Mooi om eens te horen over zo'n oude rivaliteit!

tchmil museeuw

In het huidige wielrennen heb je de mooie rivaliteiten tussen Mathieu van der Poel en Wout van Aert, en ook de Sloveense tweestrijd tussen Tadej Pogacar en Primoz Roglic is fraai. Maar ook vroeger waren en natuurlijk al de nodige rivaliteiten.

Eentje daarvan was in de jaren '90 die van de tot Belg genaturaliseerde Andrei Tchmil en Johan Museeuw. In de Belgische Sport/Voetbalmagazine blikt eerstgenoemde terug op de duels die ze uitvochten. De voorhistorie was dat de Tchmil vertrok bij de ploeg GB-MG, waar Museeuw kopman was, en bij Lotto voor eigen kans ging rijden.

"Na mijn vertrek naar Lotto werd de strijd met Museeuw in de media opgefokt. Ik was een zwartepiet, een verrader. Johan werd opgehemeld, ik verguisd. Hij de engel, ik de duivel. Ik haalde er een bijzondere extra motivatie uit."

In 2000 kwam dat tot een climax.
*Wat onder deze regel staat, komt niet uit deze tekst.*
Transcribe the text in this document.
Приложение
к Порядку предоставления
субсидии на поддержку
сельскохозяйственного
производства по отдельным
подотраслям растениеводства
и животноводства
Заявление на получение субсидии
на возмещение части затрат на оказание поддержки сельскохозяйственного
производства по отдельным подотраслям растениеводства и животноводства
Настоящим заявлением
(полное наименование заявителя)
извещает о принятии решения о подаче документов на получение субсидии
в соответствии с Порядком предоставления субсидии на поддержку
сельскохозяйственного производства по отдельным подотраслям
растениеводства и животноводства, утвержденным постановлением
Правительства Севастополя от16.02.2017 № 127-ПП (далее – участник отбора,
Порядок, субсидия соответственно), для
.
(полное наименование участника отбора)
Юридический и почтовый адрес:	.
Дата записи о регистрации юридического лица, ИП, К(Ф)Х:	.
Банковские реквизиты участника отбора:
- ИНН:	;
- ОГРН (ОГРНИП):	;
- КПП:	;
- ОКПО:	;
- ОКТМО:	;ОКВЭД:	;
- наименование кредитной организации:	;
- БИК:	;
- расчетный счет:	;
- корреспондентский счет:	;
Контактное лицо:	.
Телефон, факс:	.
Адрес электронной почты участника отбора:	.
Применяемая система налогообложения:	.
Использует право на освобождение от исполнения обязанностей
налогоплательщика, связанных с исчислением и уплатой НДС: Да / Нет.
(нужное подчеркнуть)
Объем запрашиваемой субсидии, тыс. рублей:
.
Tchmil was al 37 en de jaren begonnen te tellen. Met de Ronde van Vlaanderen miste er duidelijk een koers op zijn fraaie palmares (onder andere toen al met Milaan-Sanremo en Parijs-Roubaix).

"De Ronde van Vlaanderen in 2000, daar kan niets tegenop. Het was een obsessie, levensgroot als een wolkenkrabber in New York. Ik droomde het hele jaar door van de Ronde. Ik zou nooit rusten of afscheid nemen als profrenner zonder die koers op mijn naam te hebben geschreven."

Dat lukte en misschien wel met hulp van Museeuw; alleen dan niet de echte. Je kent misschien het filmpje van schaatser Shani Davis wel, die z'n huis laat zien en een fotootje van concurrent Erben Wennemars op z'n koelkast had geplakt ter motivatie om van het vette eten af te blijven.

Tchmil pakte het nog wat grooster aan. "Geen training was me te veel, ik wilde winnen zoals Museeuw eerder had gedaan. In mijn garage had ik toen zelfs een levensgrote poster van hem hangen."